International benchmark Brent crude futures (LCOc1) were trading at $ 40.86 per barrel at 0029 GMT, down 5.2 percent since their last settlement.
U.S. crude futures (CLc1) were down 5.7 percent at $ 38.06 a barrel.
Some 18 oil exporting nations, including non-OPEC Russia, had gathered in the Qatari capital of Doha for what was expected to be the rubber-stamping of a deal to stabilise output at January levels until October 2016.
But the deal fell apart after Saudi Arabia demanded that Iran join in despite calls on Riyadh to save the agreement and help prop up crude prices.
“The failure is negative from the psychological point of view. It shows the inability of all sides to cooperate,” said Gary Ross, the founder and executive chairman at New York-based consultancy PIRA.

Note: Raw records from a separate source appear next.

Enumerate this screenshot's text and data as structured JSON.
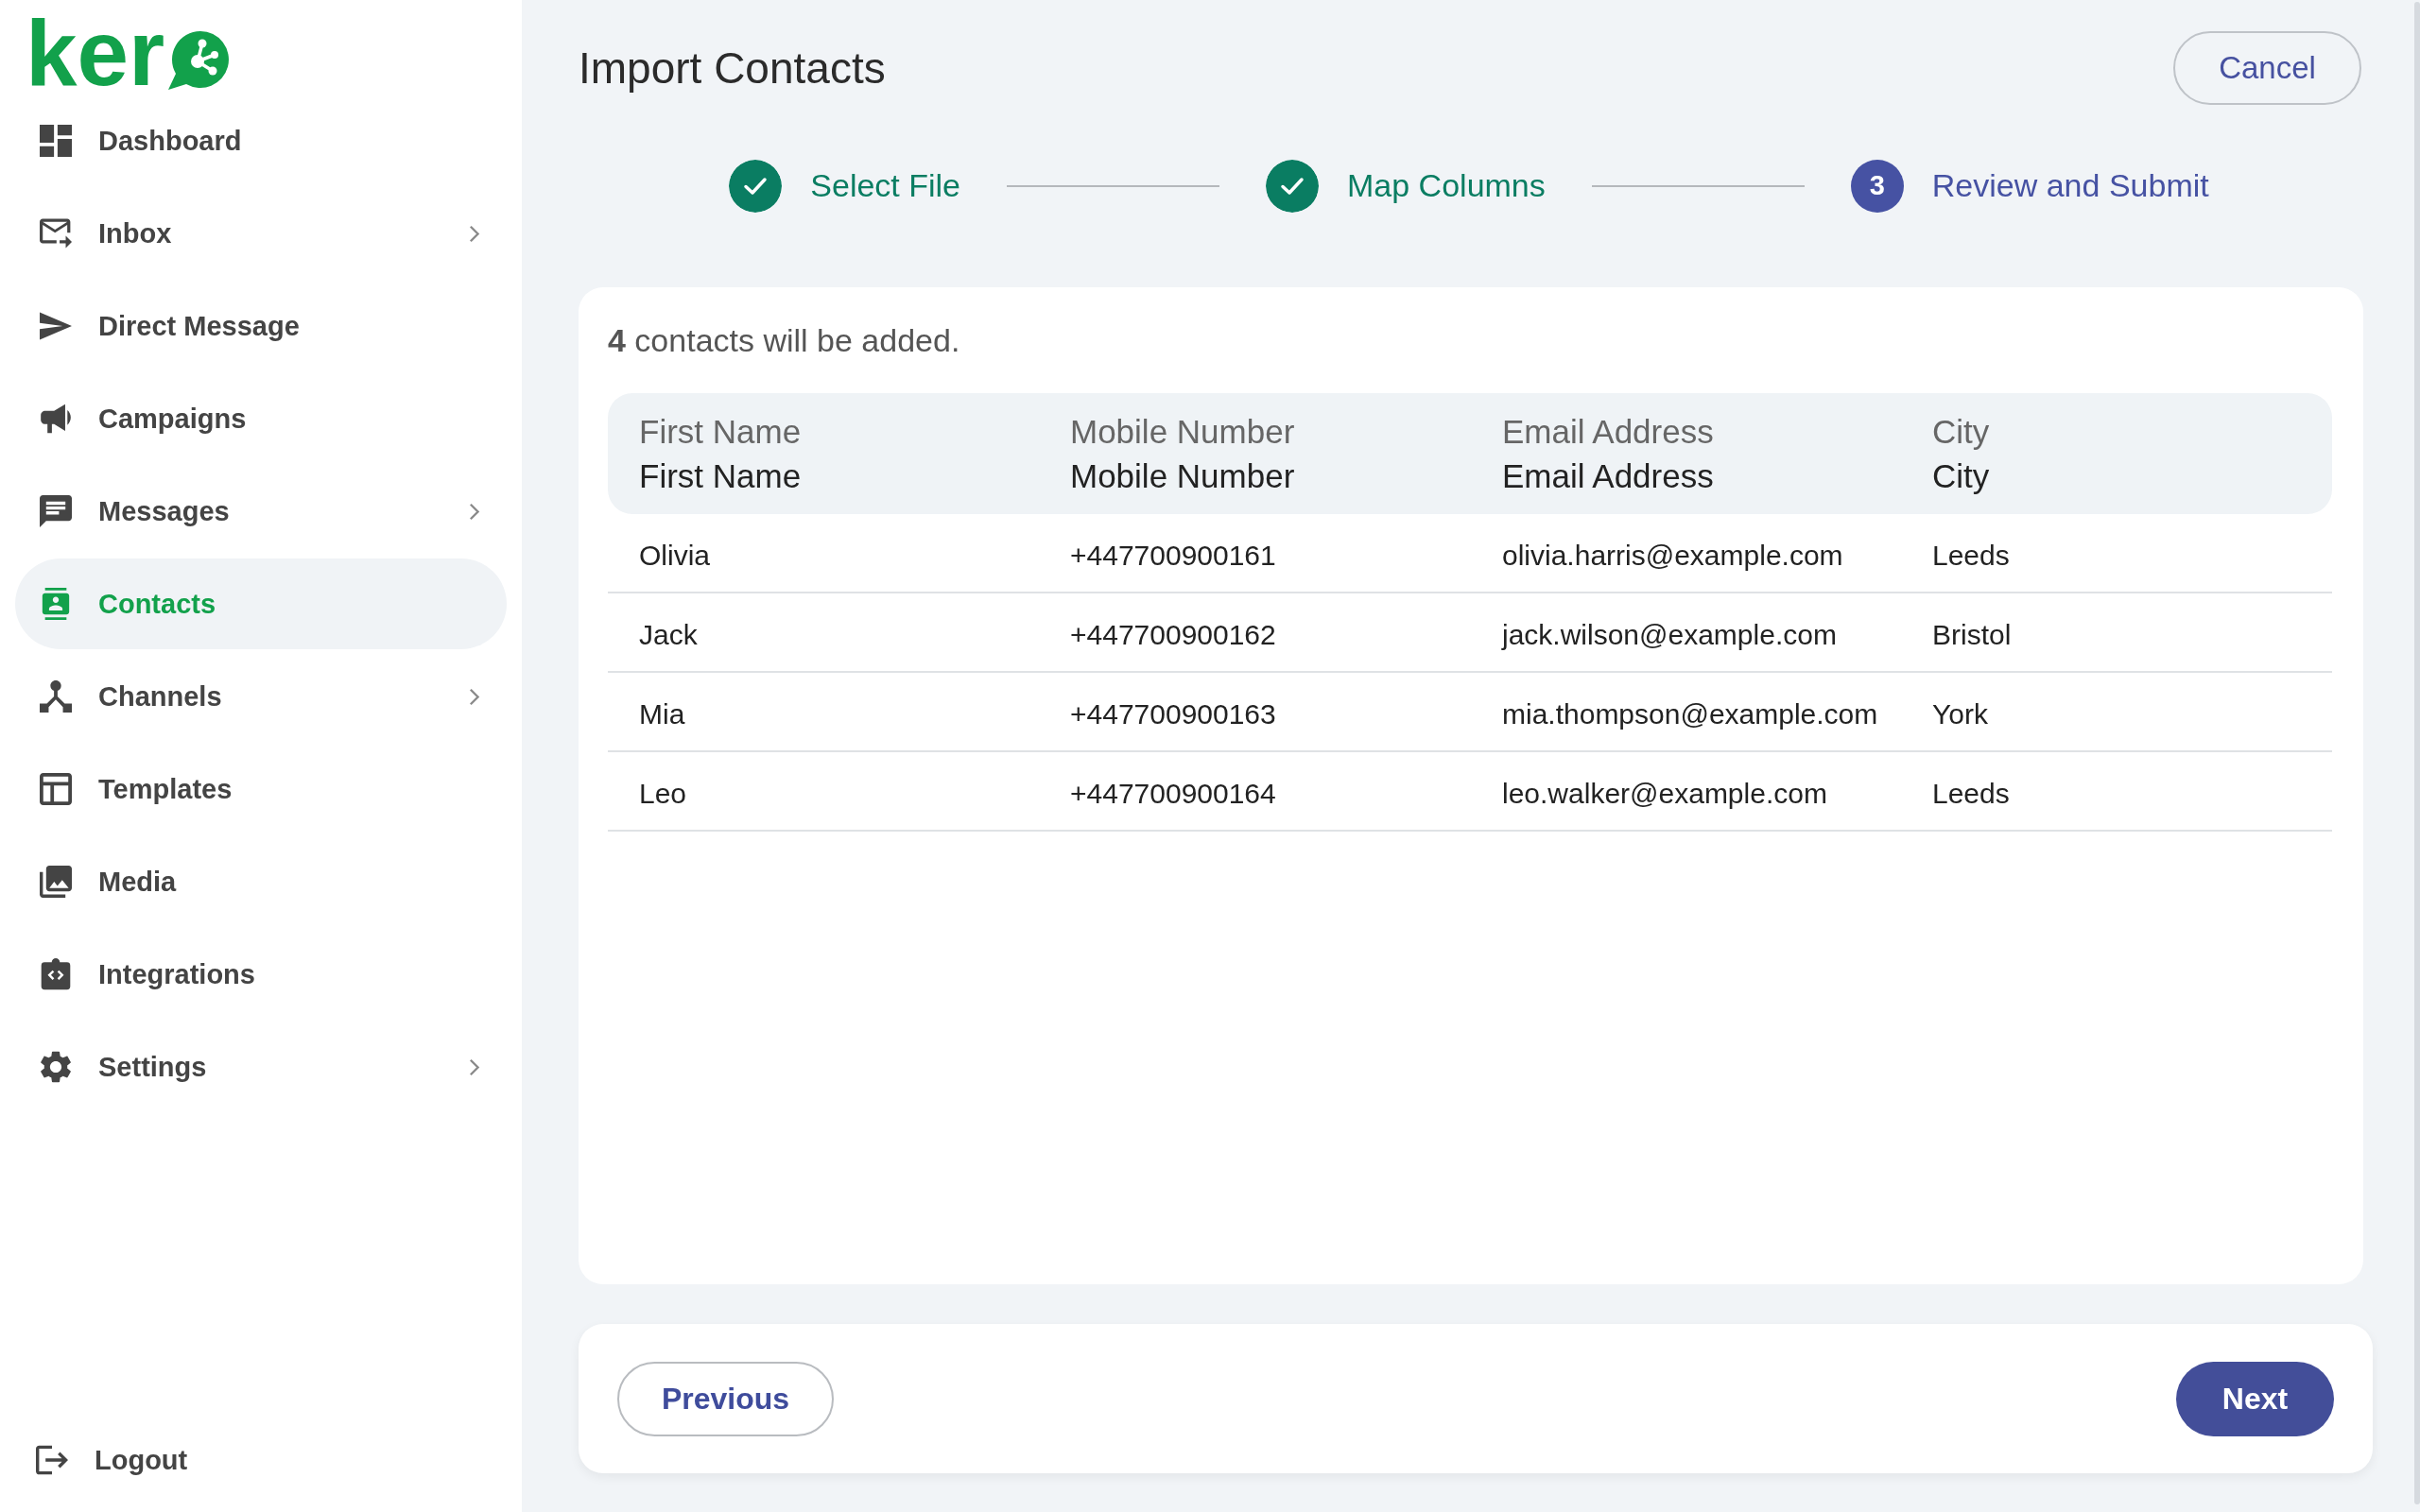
{
  "sidebar": {
    "logo": "ker",
    "items": [
      {
        "label": "Dashboard",
        "expandable": false,
        "selected": false
      },
      {
        "label": "Inbox",
        "expandable": true,
        "selected": false
      },
      {
        "label": "Direct Message",
        "expandable": false,
        "selected": false
      },
      {
        "label": "Campaigns",
        "expandable": false,
        "selected": false
      },
      {
        "label": "Messages",
        "expandable": true,
        "selected": false
      },
      {
        "label": "Contacts",
        "expandable": false,
        "selected": true
      },
      {
        "label": "Channels",
        "expandable": true,
        "selected": false
      },
      {
        "label": "Templates",
        "expandable": false,
        "selected": false
      },
      {
        "label": "Media",
        "expandable": false,
        "selected": false
      },
      {
        "label": "Integrations",
        "expandable": false,
        "selected": false
      },
      {
        "label": "Settings",
        "expandable": true,
        "selected": false
      }
    ],
    "logout": "Logout"
  },
  "header": {
    "title": "Import Contacts",
    "cancel_button": "Cancel"
  },
  "steps": [
    {
      "label": "Select File",
      "completed": true,
      "selected": false
    },
    {
      "label": "Map Columns",
      "completed": true,
      "selected": false
    },
    {
      "label": "Review and Submit",
      "completed": false,
      "selected": true,
      "number": "3"
    }
  ],
  "review": {
    "summary": "**4** contacts will be added.",
    "table": {
      "columns": [
        {
          "source": "First Name",
          "field": "First Name"
        },
        {
          "source": "Mobile Number",
          "field": "Mobile Number"
        },
        {
          "source": "Email Address",
          "field": "Email Address"
        },
        {
          "source": "City",
          "field": "City"
        }
      ],
      "rows": [
        [
          "Olivia",
          "+447700900161",
          "olivia.harris@example.com",
          "Leeds"
        ],
        [
          "Jack",
          "+447700900162",
          "jack.wilson@example.com",
          "Bristol"
        ],
        [
          "Mia",
          "+447700900163",
          "mia.thompson@example.com",
          "York"
        ],
        [
          "Leo",
          "+447700900164",
          "leo.walker@example.com",
          "Leeds"
        ]
      ]
    }
  },
  "footer": {
    "previous_button": "Previous",
    "next_button": "Next"
  }
}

The development will revive industry fears that major producers are embarking again on a battle for market share in a world already awash with unwanted oil, especially after Riyadh threatened to raise output steeply if no freeze deal were reached.

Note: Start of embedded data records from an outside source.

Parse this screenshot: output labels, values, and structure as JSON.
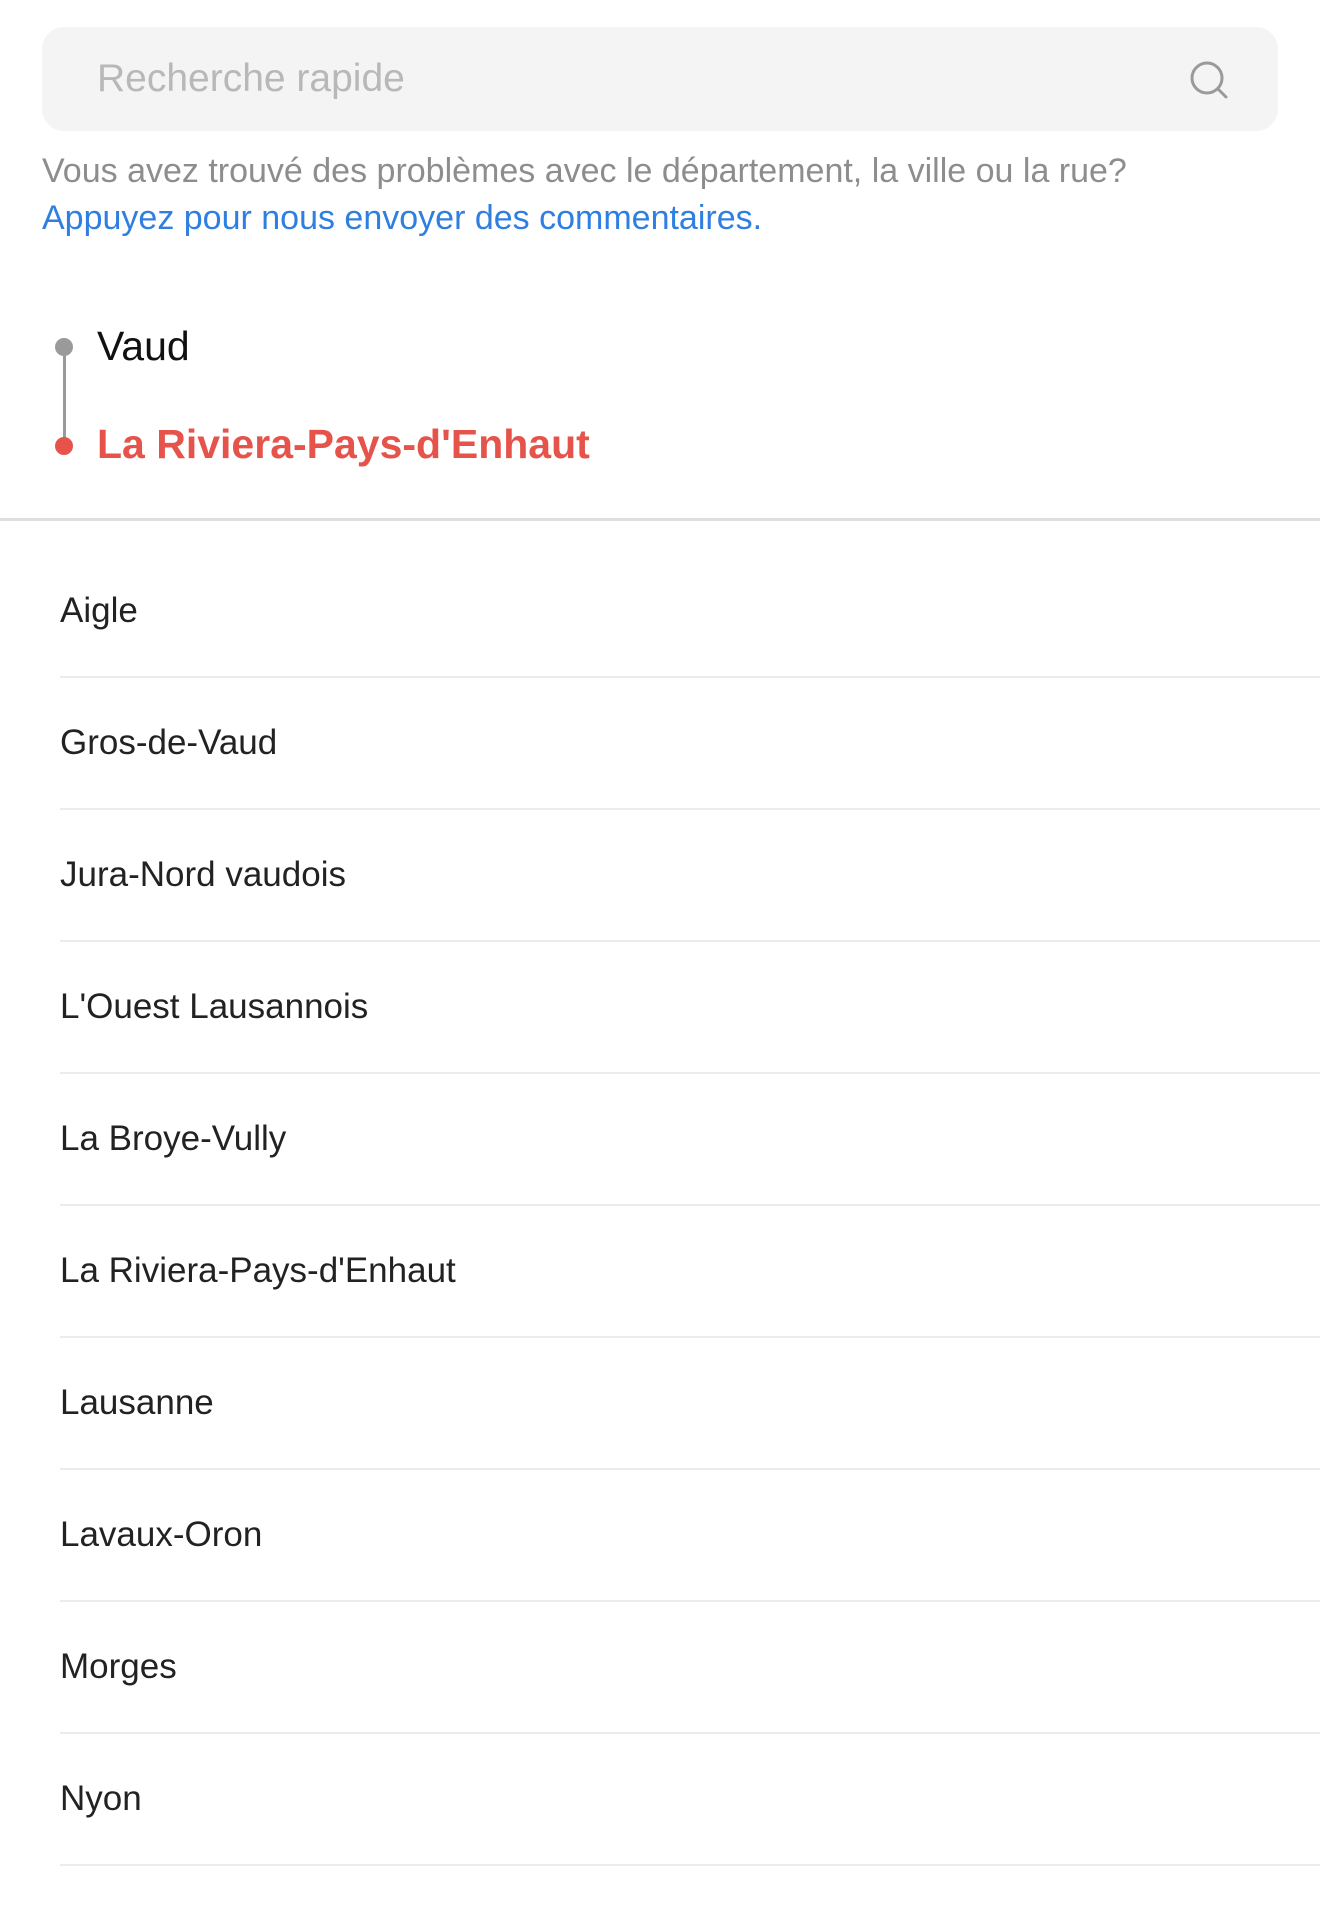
{
  "search": {
    "placeholder": "Recherche rapide",
    "value": "",
    "icon": "search-icon"
  },
  "notice": {
    "text": "Vous avez trouvé des problèmes avec le département, la ville ou la rue?",
    "link_text": "Appuyez pour nous envoyer des commentaires."
  },
  "breadcrumb": {
    "items": [
      {
        "label": "Vaud"
      },
      {
        "label": "La Riviera-Pays-d'Enhaut"
      }
    ]
  },
  "districts": [
    "Aigle",
    "Gros-de-Vaud",
    "Jura-Nord vaudois",
    "L'Ouest Lausannois",
    "La Broye-Vully",
    "La Riviera-Pays-d'Enhaut",
    "Lausanne",
    "Lavaux-Oron",
    "Morges",
    "Nyon"
  ],
  "colors": {
    "accent_red": "#e5534b",
    "link_blue": "#2f7fe0",
    "muted_grey": "#8d8d8d",
    "search_bg": "#f4f4f4"
  }
}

Barclays said in a note to clients that “the much-awaited meeting exposed the political rift between Saudi Arabia and Iran, and ultimately doomed the agreement.”

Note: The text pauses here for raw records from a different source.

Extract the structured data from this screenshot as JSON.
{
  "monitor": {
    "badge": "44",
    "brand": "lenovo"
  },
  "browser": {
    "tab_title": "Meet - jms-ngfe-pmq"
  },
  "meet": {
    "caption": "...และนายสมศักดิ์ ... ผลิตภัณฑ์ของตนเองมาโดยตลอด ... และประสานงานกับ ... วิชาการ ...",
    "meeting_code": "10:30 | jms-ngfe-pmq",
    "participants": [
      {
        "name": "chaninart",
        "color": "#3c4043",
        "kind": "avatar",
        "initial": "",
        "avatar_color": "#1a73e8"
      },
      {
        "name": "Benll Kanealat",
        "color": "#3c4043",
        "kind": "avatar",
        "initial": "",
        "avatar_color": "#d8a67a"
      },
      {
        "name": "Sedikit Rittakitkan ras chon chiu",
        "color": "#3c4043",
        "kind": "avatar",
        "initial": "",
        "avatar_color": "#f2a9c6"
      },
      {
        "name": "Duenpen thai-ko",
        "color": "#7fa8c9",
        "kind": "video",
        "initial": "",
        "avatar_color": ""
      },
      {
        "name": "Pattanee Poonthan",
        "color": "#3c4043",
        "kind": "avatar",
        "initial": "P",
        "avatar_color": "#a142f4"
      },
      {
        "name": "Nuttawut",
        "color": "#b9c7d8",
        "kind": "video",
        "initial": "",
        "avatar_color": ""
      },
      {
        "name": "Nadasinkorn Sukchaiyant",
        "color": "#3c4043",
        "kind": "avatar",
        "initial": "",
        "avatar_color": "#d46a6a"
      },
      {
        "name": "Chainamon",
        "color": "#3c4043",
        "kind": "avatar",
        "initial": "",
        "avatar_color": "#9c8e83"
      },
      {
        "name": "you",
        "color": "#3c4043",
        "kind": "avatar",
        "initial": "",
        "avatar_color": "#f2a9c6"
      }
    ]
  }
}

As a result Brent would likely average $ 36 per barrel during the second quarter of this year as a global glut continued unabated, it said.
“This meeting and its outcome should have built confidence that the oil market rebalancing was close at hand, as well as building a circle of trust among producers for possible future cooperation and coordinated action. In this regard, the meeting was a complete failure,” Barclays added.
“The failure of the talks gives the market another clear indication (similar to the failed December 2015 OPEC meeting) that OPEC’s relevance in this market environment has faded, and its ability to coordinate with members outside the group is equally difficult.”
Oil prices have fallen by as much as 70 percent since mid-2014 as producers have pumped 1 to 2 million barrels of crude every day in excess of demand, leaving storage tanks around the world filled to the rims with unsold fuel.
Beyond the failed deal, however, there were signs of a tightening market due to an oil worker strike in Kuwait which may have cut its production from 2.85 million barrels per day (bpd) to just 1.1 million bpd.
In the United States, oil services company Baker Hughes Inc (BHI.N) said on Friday that drillers had cut their rigs to fresh 2009 lows as the industry suffers from low prices.